Légende - Sylvain Prudhomme
Rentrée littéraire 2016
"Quand on veut vraiment quelque chose, on finit toujours par l'obtenir. Tu verras c'est vrai."
La nostalgie était l'essence du précédent roman de Sylvain Prudhomme, pour lequel j'avais eu un gros coup de cœur il y a deux ans, et c'est encore la nostalgie qui traverse son dernier opus, pourtant fort différent, moins lointain et moins exotique. C'est dans la Crau qu'il nous emmène cette fois-ci, plaine désertique et caillouteuse aux portes d'Arles et aux pieds des Alpilles, pays de moutons, de bergers et de bergeries. Nel y a grandi, fils et petit-fils de bergers, devenu photographe et fasciné par ce champs de cailloux. Et c'est sur un amour partagé pour cette terre fascinante d'aridité et de sauvagerie que c'est construit son amitié avec Matt, un anglais récemment installé, entrepreneur et cinéaste amateur. Matt a un projet de film autour d'une célèbre boite de nuit de la région, la Churascaia dite la Chou, lieu mythique de la jeunesse et de la fête depuis cinquante ans. Alors qu'il commence une enquête auprès de ceux qui ont fréquenté l'endroit dans leur jeunesse surgissent du passé les figures quasi légendaires de deux frères, Fabien et Christian Guyraud, qui se trouvent être les cousins de Nell, disparus depuis plusieurs années. Et peu à peu l'intérêt du cinéaste va se déplacer, par le biais notamment des souvenirs de Nell, d'un lieu à une famille assez originale.

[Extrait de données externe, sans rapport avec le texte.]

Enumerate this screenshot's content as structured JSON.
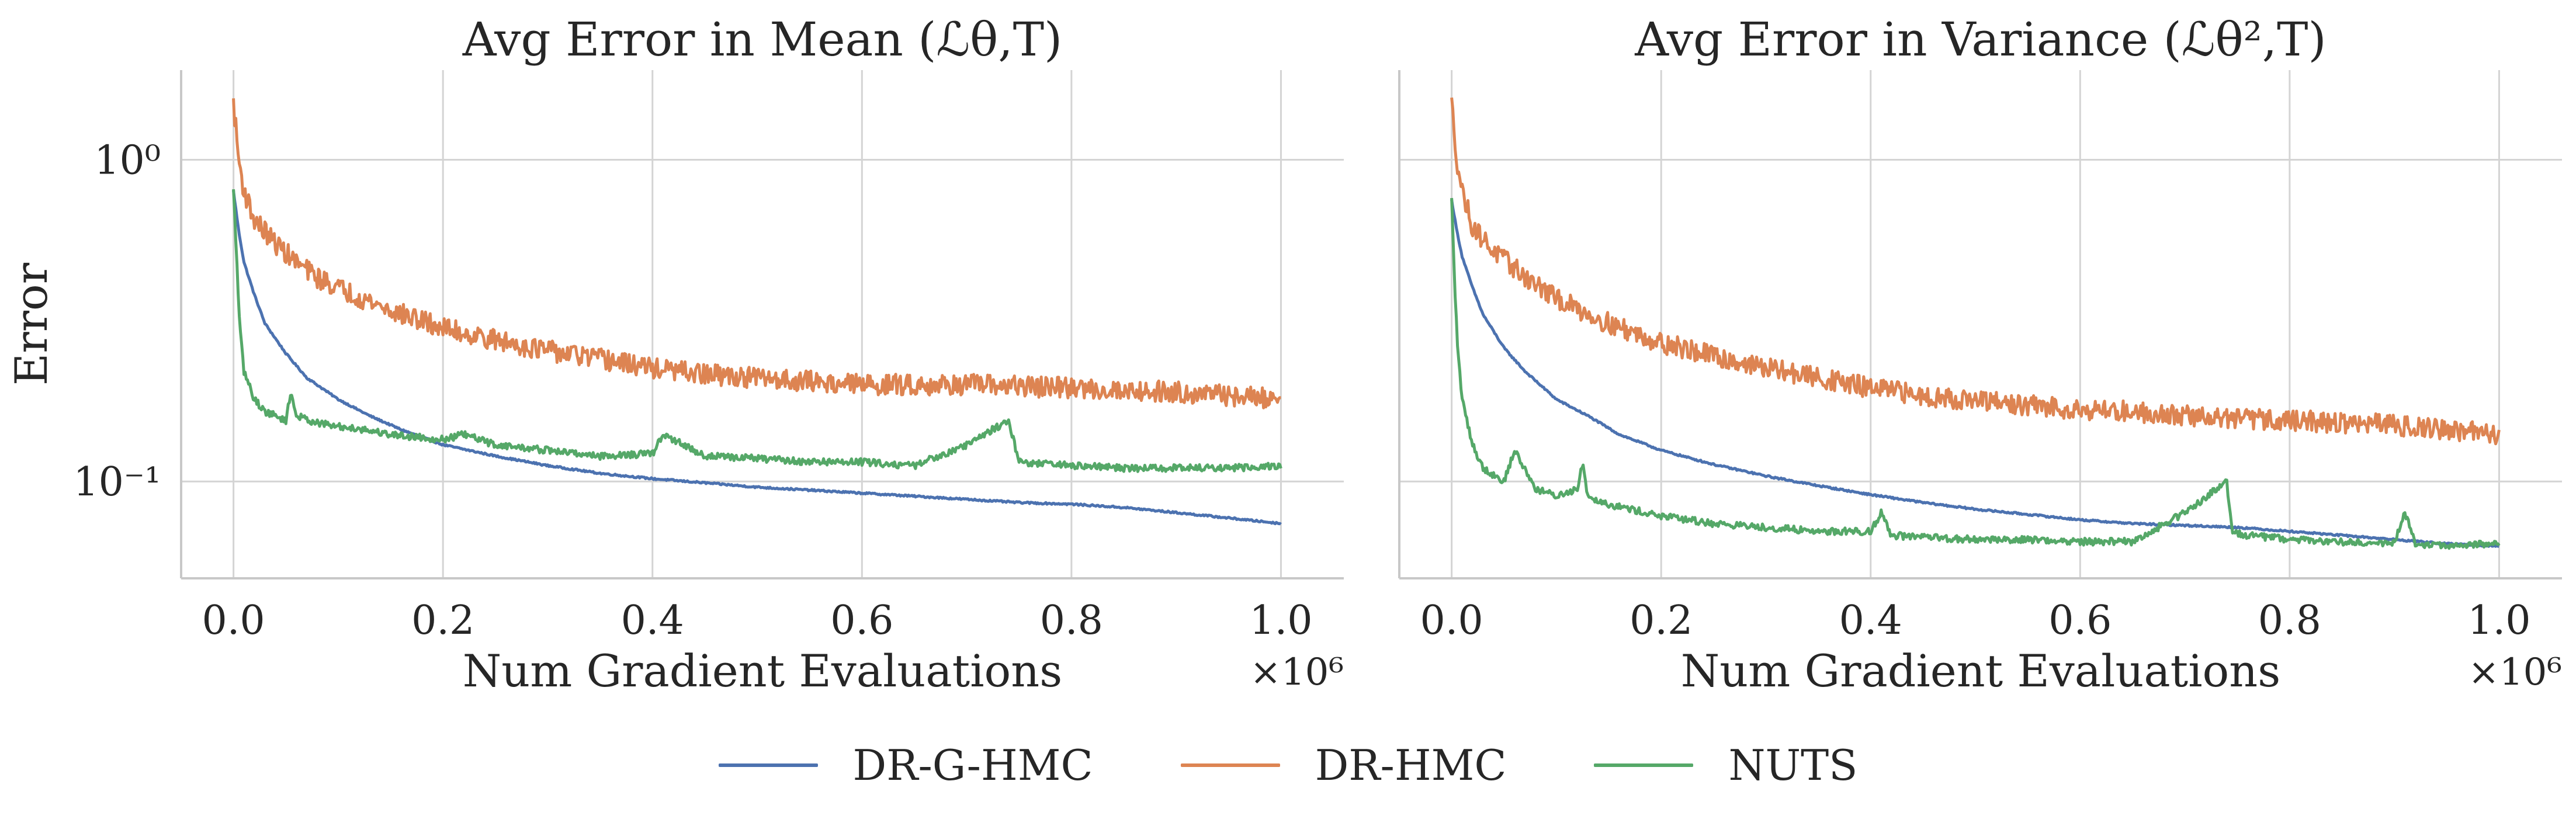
{
  "chart_data": [
    {
      "type": "line",
      "title": "Avg Error in Mean (ℒθ,T)",
      "xlabel": "Num Gradient Evaluations",
      "ylabel": "Error",
      "x_multiplier": "×10⁶",
      "xlim": [
        -0.05,
        1.06
      ],
      "ylim": [
        0.05,
        1.9
      ],
      "yscale": "log",
      "xticks": [
        0.0,
        0.2,
        0.4,
        0.6,
        0.8,
        1.0
      ],
      "xtick_labels": [
        "0.0",
        "0.2",
        "0.4",
        "0.6",
        "0.8",
        "1.0"
      ],
      "yticks": [
        1,
        0.1
      ],
      "ytick_labels": [
        "10⁰",
        "10⁻¹"
      ],
      "grid": true,
      "series": [
        {
          "name": "DR-G-HMC",
          "color": "#4c72b0",
          "x": [
            0.0,
            0.005,
            0.01,
            0.02,
            0.03,
            0.05,
            0.07,
            0.1,
            0.13,
            0.16,
            0.2,
            0.25,
            0.3,
            0.35,
            0.4,
            0.45,
            0.5,
            0.55,
            0.6,
            0.65,
            0.7,
            0.75,
            0.8,
            0.85,
            0.9,
            0.95,
            1.0
          ],
          "y": [
            0.8,
            0.6,
            0.48,
            0.38,
            0.31,
            0.25,
            0.21,
            0.18,
            0.16,
            0.145,
            0.13,
            0.12,
            0.112,
            0.106,
            0.102,
            0.099,
            0.096,
            0.094,
            0.092,
            0.09,
            0.088,
            0.086,
            0.085,
            0.083,
            0.08,
            0.077,
            0.074
          ]
        },
        {
          "name": "DR-HMC",
          "color": "#dd8452",
          "x": [
            0.0,
            0.005,
            0.01,
            0.02,
            0.04,
            0.06,
            0.08,
            0.1,
            0.15,
            0.2,
            0.25,
            0.3,
            0.35,
            0.4,
            0.45,
            0.5,
            0.55,
            0.6,
            0.65,
            0.7,
            0.75,
            0.8,
            0.85,
            0.9,
            0.95,
            1.0
          ],
          "y": [
            1.5,
            1.0,
            0.8,
            0.65,
            0.55,
            0.48,
            0.43,
            0.4,
            0.34,
            0.3,
            0.275,
            0.255,
            0.24,
            0.225,
            0.215,
            0.21,
            0.205,
            0.2,
            0.2,
            0.2,
            0.198,
            0.195,
            0.192,
            0.19,
            0.185,
            0.18
          ]
        },
        {
          "name": "NUTS",
          "color": "#55a868",
          "x": [
            0.0,
            0.003,
            0.006,
            0.01,
            0.02,
            0.03,
            0.05,
            0.055,
            0.06,
            0.08,
            0.1,
            0.12,
            0.15,
            0.2,
            0.22,
            0.25,
            0.3,
            0.35,
            0.4,
            0.41,
            0.45,
            0.5,
            0.55,
            0.6,
            0.65,
            0.7,
            0.74,
            0.75,
            0.8,
            0.85,
            0.9,
            0.95,
            1.0
          ],
          "y": [
            0.8,
            0.5,
            0.3,
            0.22,
            0.18,
            0.165,
            0.155,
            0.19,
            0.16,
            0.152,
            0.148,
            0.146,
            0.14,
            0.135,
            0.14,
            0.13,
            0.125,
            0.12,
            0.122,
            0.14,
            0.12,
            0.118,
            0.115,
            0.115,
            0.112,
            0.13,
            0.155,
            0.115,
            0.112,
            0.11,
            0.11,
            0.11,
            0.112
          ]
        }
      ]
    },
    {
      "type": "line",
      "title": "Avg Error in Variance (ℒθ²,T)",
      "xlabel": "Num Gradient Evaluations",
      "ylabel": "",
      "x_multiplier": "×10⁶",
      "xlim": [
        -0.05,
        1.06
      ],
      "ylim": [
        0.05,
        1.9
      ],
      "yscale": "log",
      "xticks": [
        0.0,
        0.2,
        0.4,
        0.6,
        0.8,
        1.0
      ],
      "xtick_labels": [
        "0.0",
        "0.2",
        "0.4",
        "0.6",
        "0.8",
        "1.0"
      ],
      "grid": true,
      "series": [
        {
          "name": "DR-G-HMC",
          "color": "#4c72b0",
          "x": [
            0.0,
            0.005,
            0.01,
            0.02,
            0.03,
            0.05,
            0.07,
            0.1,
            0.13,
            0.16,
            0.2,
            0.25,
            0.3,
            0.35,
            0.4,
            0.45,
            0.5,
            0.55,
            0.6,
            0.65,
            0.7,
            0.75,
            0.8,
            0.85,
            0.9,
            0.95,
            1.0
          ],
          "y": [
            0.75,
            0.6,
            0.5,
            0.4,
            0.33,
            0.26,
            0.22,
            0.18,
            0.16,
            0.14,
            0.125,
            0.113,
            0.104,
            0.097,
            0.091,
            0.086,
            0.082,
            0.079,
            0.076,
            0.074,
            0.073,
            0.072,
            0.07,
            0.068,
            0.066,
            0.064,
            0.063
          ]
        },
        {
          "name": "DR-HMC",
          "color": "#dd8452",
          "x": [
            0.0,
            0.005,
            0.01,
            0.02,
            0.04,
            0.06,
            0.08,
            0.1,
            0.15,
            0.2,
            0.25,
            0.3,
            0.35,
            0.4,
            0.45,
            0.5,
            0.55,
            0.6,
            0.65,
            0.7,
            0.75,
            0.8,
            0.85,
            0.9,
            0.95,
            1.0
          ],
          "y": [
            1.5,
            1.0,
            0.8,
            0.62,
            0.52,
            0.46,
            0.41,
            0.37,
            0.31,
            0.27,
            0.245,
            0.225,
            0.21,
            0.195,
            0.185,
            0.178,
            0.172,
            0.168,
            0.165,
            0.16,
            0.157,
            0.155,
            0.152,
            0.15,
            0.145,
            0.14
          ]
        },
        {
          "name": "NUTS",
          "color": "#55a868",
          "x": [
            0.0,
            0.003,
            0.006,
            0.01,
            0.02,
            0.03,
            0.05,
            0.06,
            0.08,
            0.1,
            0.12,
            0.125,
            0.13,
            0.15,
            0.2,
            0.25,
            0.3,
            0.35,
            0.4,
            0.41,
            0.42,
            0.45,
            0.5,
            0.55,
            0.6,
            0.65,
            0.7,
            0.74,
            0.745,
            0.76,
            0.8,
            0.85,
            0.9,
            0.91,
            0.92,
            0.95,
            1.0
          ],
          "y": [
            0.75,
            0.4,
            0.25,
            0.18,
            0.13,
            0.11,
            0.1,
            0.125,
            0.095,
            0.09,
            0.095,
            0.115,
            0.09,
            0.085,
            0.078,
            0.074,
            0.072,
            0.07,
            0.07,
            0.08,
            0.068,
            0.067,
            0.066,
            0.066,
            0.065,
            0.065,
            0.08,
            0.1,
            0.07,
            0.068,
            0.066,
            0.065,
            0.064,
            0.08,
            0.064,
            0.063,
            0.064
          ]
        }
      ]
    }
  ],
  "legend": [
    {
      "label": "DR-G-HMC",
      "color": "#4c72b0"
    },
    {
      "label": "DR-HMC",
      "color": "#dd8452"
    },
    {
      "label": "NUTS",
      "color": "#55a868"
    }
  ]
}
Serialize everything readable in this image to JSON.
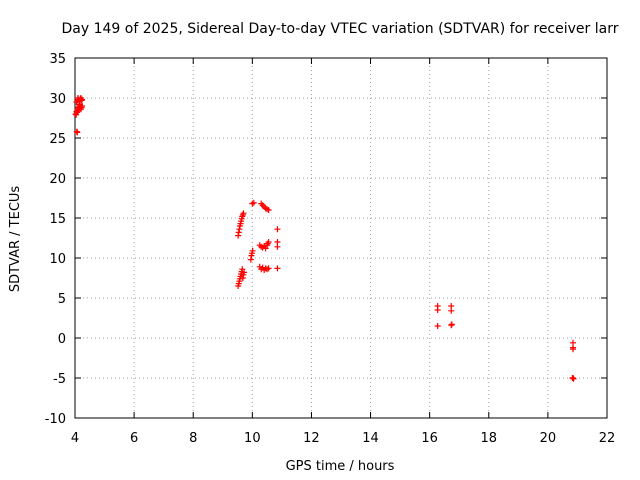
{
  "chart_data": {
    "type": "scatter",
    "title": "Day 149 of 2025, Sidereal Day-to-day VTEC variation (SDTVAR) for receiver larr",
    "xlabel": "GPS time / hours",
    "ylabel": "SDTVAR / TECUs",
    "xlim": [
      4,
      22
    ],
    "ylim": [
      -10,
      35
    ],
    "xticks": [
      4,
      6,
      8,
      10,
      12,
      14,
      16,
      18,
      20,
      22
    ],
    "yticks": [
      -10,
      -5,
      0,
      5,
      10,
      15,
      20,
      25,
      30,
      35
    ],
    "grid": true,
    "marker": "plus",
    "color": "#ff0000",
    "series": [
      {
        "values": [
          [
            4.02,
            28.0
          ],
          [
            4.04,
            27.9
          ],
          [
            4.05,
            28.3
          ],
          [
            4.07,
            28.2
          ],
          [
            4.08,
            28.6
          ],
          [
            4.1,
            28.4
          ],
          [
            4.12,
            28.8
          ],
          [
            4.14,
            29.0
          ],
          [
            4.15,
            28.7
          ],
          [
            4.17,
            29.2
          ],
          [
            4.18,
            28.9
          ],
          [
            4.2,
            28.6
          ],
          [
            4.22,
            28.8
          ],
          [
            4.24,
            29.0
          ],
          [
            4.05,
            29.5
          ],
          [
            4.08,
            29.7
          ],
          [
            4.1,
            30.0
          ],
          [
            4.12,
            29.8
          ],
          [
            4.15,
            29.6
          ],
          [
            4.18,
            29.9
          ],
          [
            4.2,
            30.0
          ],
          [
            4.22,
            29.7
          ],
          [
            4.24,
            29.8
          ],
          [
            4.06,
            25.8
          ],
          [
            4.08,
            25.7
          ],
          [
            9.52,
            6.5
          ],
          [
            9.54,
            6.8
          ],
          [
            9.56,
            7.1
          ],
          [
            9.58,
            7.4
          ],
          [
            9.6,
            7.7
          ],
          [
            9.62,
            8.0
          ],
          [
            9.64,
            8.3
          ],
          [
            9.66,
            8.6
          ],
          [
            9.68,
            7.5
          ],
          [
            9.7,
            7.9
          ],
          [
            9.72,
            8.2
          ],
          [
            9.52,
            12.8
          ],
          [
            9.54,
            13.2
          ],
          [
            9.56,
            13.6
          ],
          [
            9.58,
            14.0
          ],
          [
            9.6,
            14.3
          ],
          [
            9.62,
            14.6
          ],
          [
            9.64,
            14.9
          ],
          [
            9.66,
            15.2
          ],
          [
            9.68,
            15.4
          ],
          [
            9.7,
            15.6
          ],
          [
            9.95,
            9.8
          ],
          [
            9.97,
            10.3
          ],
          [
            9.99,
            10.6
          ],
          [
            10.01,
            10.9
          ],
          [
            10.0,
            16.8
          ],
          [
            10.05,
            16.9
          ],
          [
            10.3,
            16.8
          ],
          [
            10.35,
            16.6
          ],
          [
            10.4,
            16.4
          ],
          [
            10.45,
            16.2
          ],
          [
            10.5,
            16.1
          ],
          [
            10.55,
            16.0
          ],
          [
            10.25,
            11.6
          ],
          [
            10.3,
            11.4
          ],
          [
            10.35,
            11.3
          ],
          [
            10.4,
            11.5
          ],
          [
            10.45,
            11.2
          ],
          [
            10.5,
            11.6
          ],
          [
            10.55,
            12.0
          ],
          [
            10.52,
            11.8
          ],
          [
            10.25,
            8.9
          ],
          [
            10.3,
            8.6
          ],
          [
            10.35,
            8.8
          ],
          [
            10.4,
            8.5
          ],
          [
            10.45,
            8.7
          ],
          [
            10.5,
            8.6
          ],
          [
            10.55,
            8.7
          ],
          [
            10.85,
            13.6
          ],
          [
            10.85,
            12.0
          ],
          [
            10.85,
            11.4
          ],
          [
            10.85,
            8.7
          ],
          [
            16.27,
            4.0
          ],
          [
            16.27,
            3.5
          ],
          [
            16.27,
            1.5
          ],
          [
            16.73,
            4.0
          ],
          [
            16.73,
            3.4
          ],
          [
            16.73,
            1.6
          ],
          [
            16.75,
            1.7
          ],
          [
            20.85,
            -0.6
          ],
          [
            20.85,
            -1.2
          ],
          [
            20.85,
            -1.4
          ],
          [
            20.85,
            -5.0
          ],
          [
            20.87,
            -5.1
          ],
          [
            20.83,
            -5.0
          ]
        ]
      }
    ]
  }
}
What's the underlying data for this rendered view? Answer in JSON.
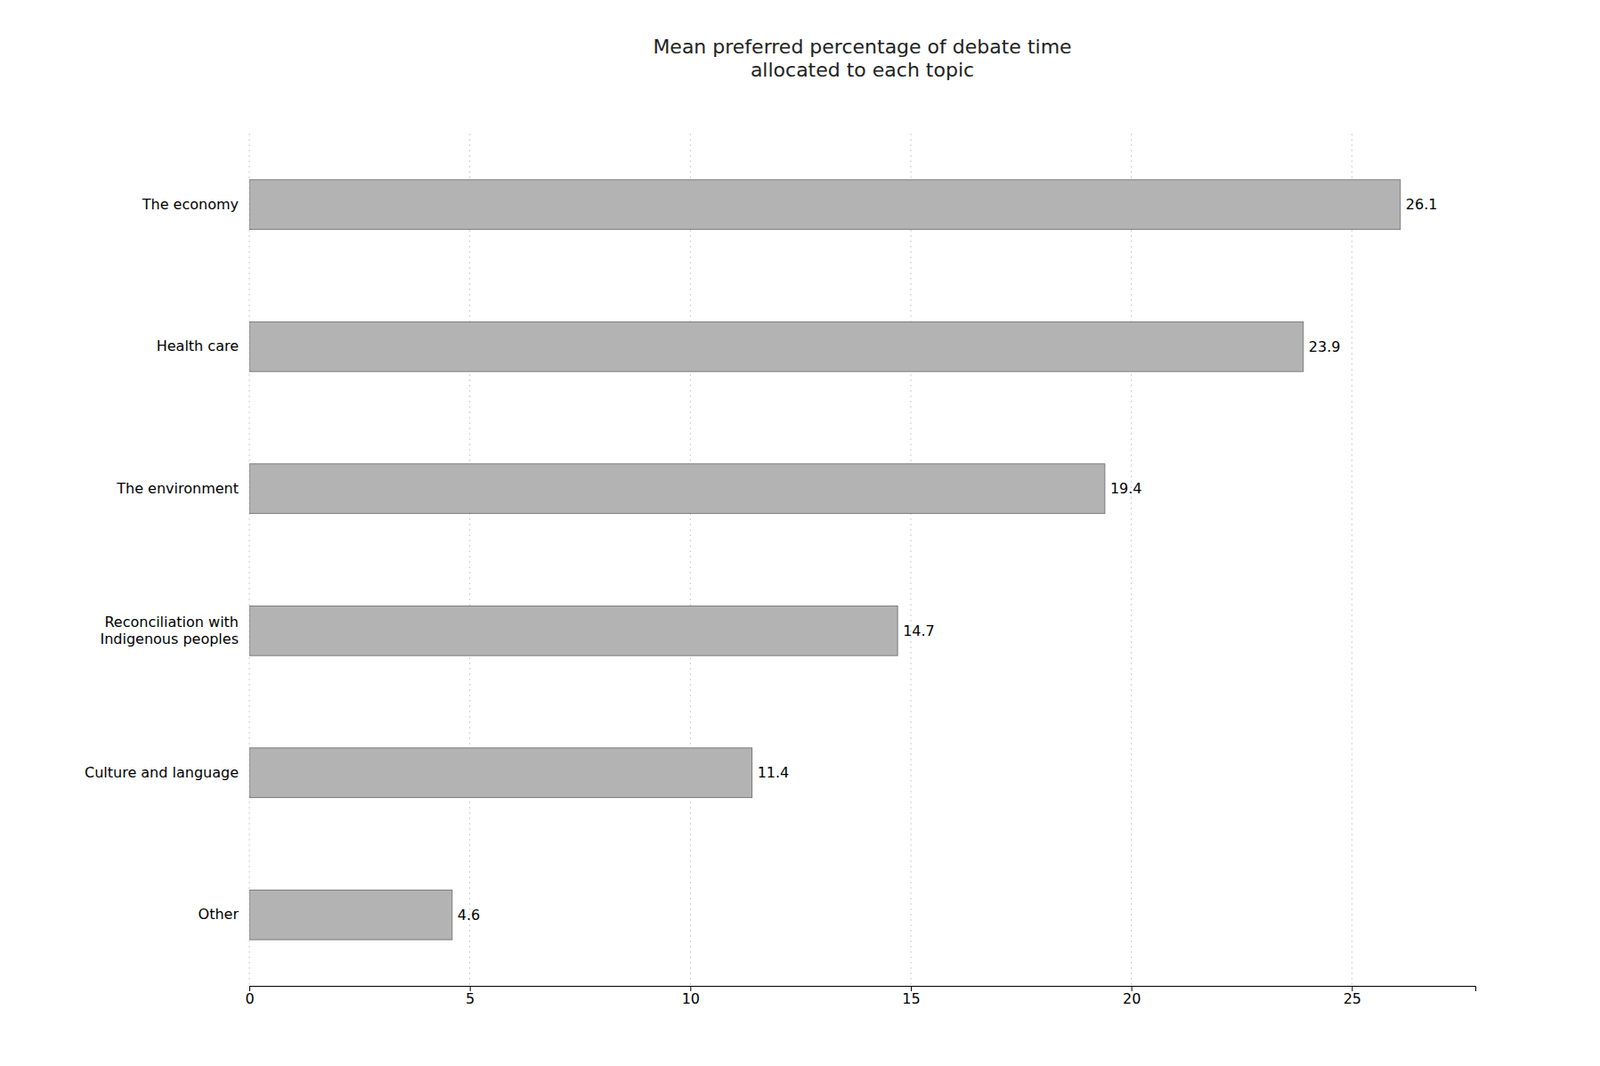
{
  "chart_data": {
    "type": "bar",
    "orientation": "horizontal",
    "title": "Mean preferred percentage of debate time\nallocated to each topic",
    "categories": [
      "Other",
      "Culture and language",
      "Reconciliation with\nIndigenous peoples",
      "The environment",
      "Health care",
      "The economy"
    ],
    "values": [
      4.6,
      11.4,
      14.7,
      19.4,
      23.9,
      26.1
    ],
    "color": "#b3b3b3",
    "xlim": [
      0,
      27.8
    ],
    "xticks": [
      0,
      5,
      10,
      15,
      20,
      25
    ],
    "grid": true,
    "data_labels": true
  }
}
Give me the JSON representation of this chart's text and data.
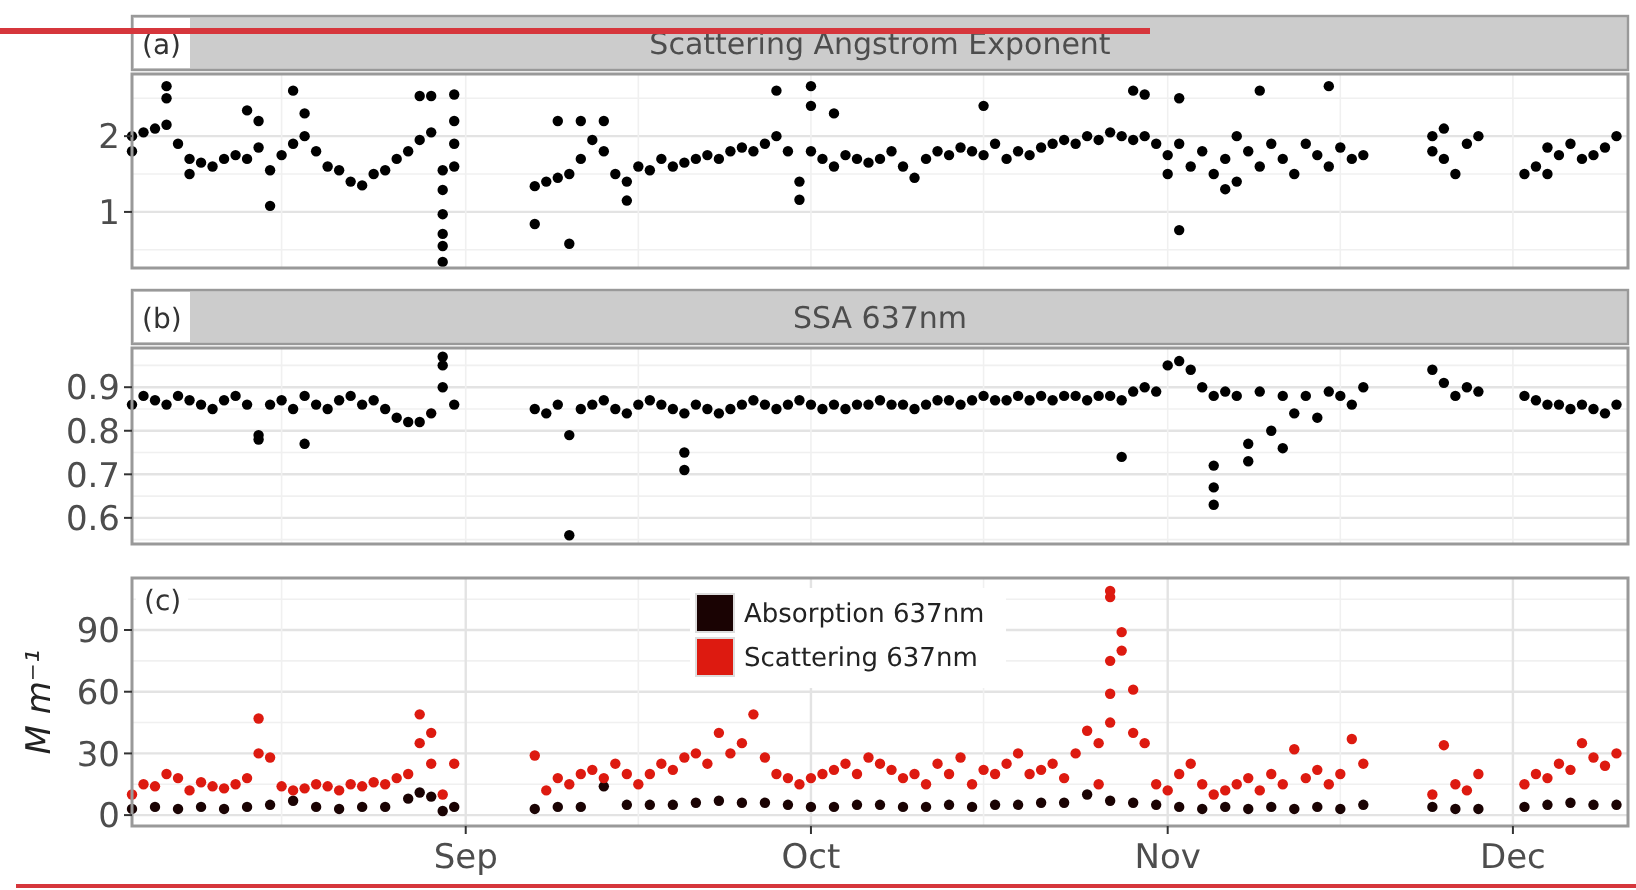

"De raconter comment deux êtres s'étaient consumés. D'en faire des sortes de martyrs, de témoins - des héros de leur temps, à leur façon, incarnant une vérité des années qu'ils avaient traversées."
Même si je fus moins envoutée par ce roman que par le précédent, il se confirme que j'aime vraiment beaucoup la voix et l'univers de Sylvain Prudhomme, une voix qui ne raconte pas une histoire, mais peint un paysage par touches brèves et pudiques. En croisant le présent et le passé, Sylvain Prudhomme parvient à évoquer une région et son histoire. Se croisent la modernité et la tradition, la France et l'étranger, la ville et la campagne, autour de ces années de transition que furent les années 80. D'un côté la rude vie des bergers et le rite de l'estive, de l'autre la jeunesse flamboyante d'Arles et ses folles nuits. Pour Matt, ces deux frères sont emblématiques d'une époque, fils de l'insouciance des années 70, élevés dans la plus grande liberté par des parents désinvoltes (partis chasser les papillons à Madagascar), ils ont payé l'addition dans les années 80, les années paillettes qui furent aussi celles de la drogue et du sida. L'un était un dandy esthète et impertinent, héros lumineux d'une bande de copains, l'autre rebelle taiseux, violent et solitaire. Tous deux eurent une fin prématurée.
Et si l'évocation des années 80 en elle-même ne m'a pas vraiment touchée, j'ai aimé comment l'auteur parvient à faire surgir ses personnages du passé, par le biais de récits, de photos, en multipliant les voix ; j'ai aimé comment il réconcilie Nel avec son propre passé, comment il nous montre comment nous nous construisons toujours sur le passé, même quand nous croyons le renier.
"Une pensée l'avait traversé que la pluie était là précisément pour ça : empêcher qu'il photographie. Les désarmer Matt et lui. Les obliger à cesser de capturer, d'immortaliser, de figer. Les forcer à simplement vivre, s'abandonner, être tout entier aux choses."
Gallimard, coll. L'Arbalète, 2016. - 292 p.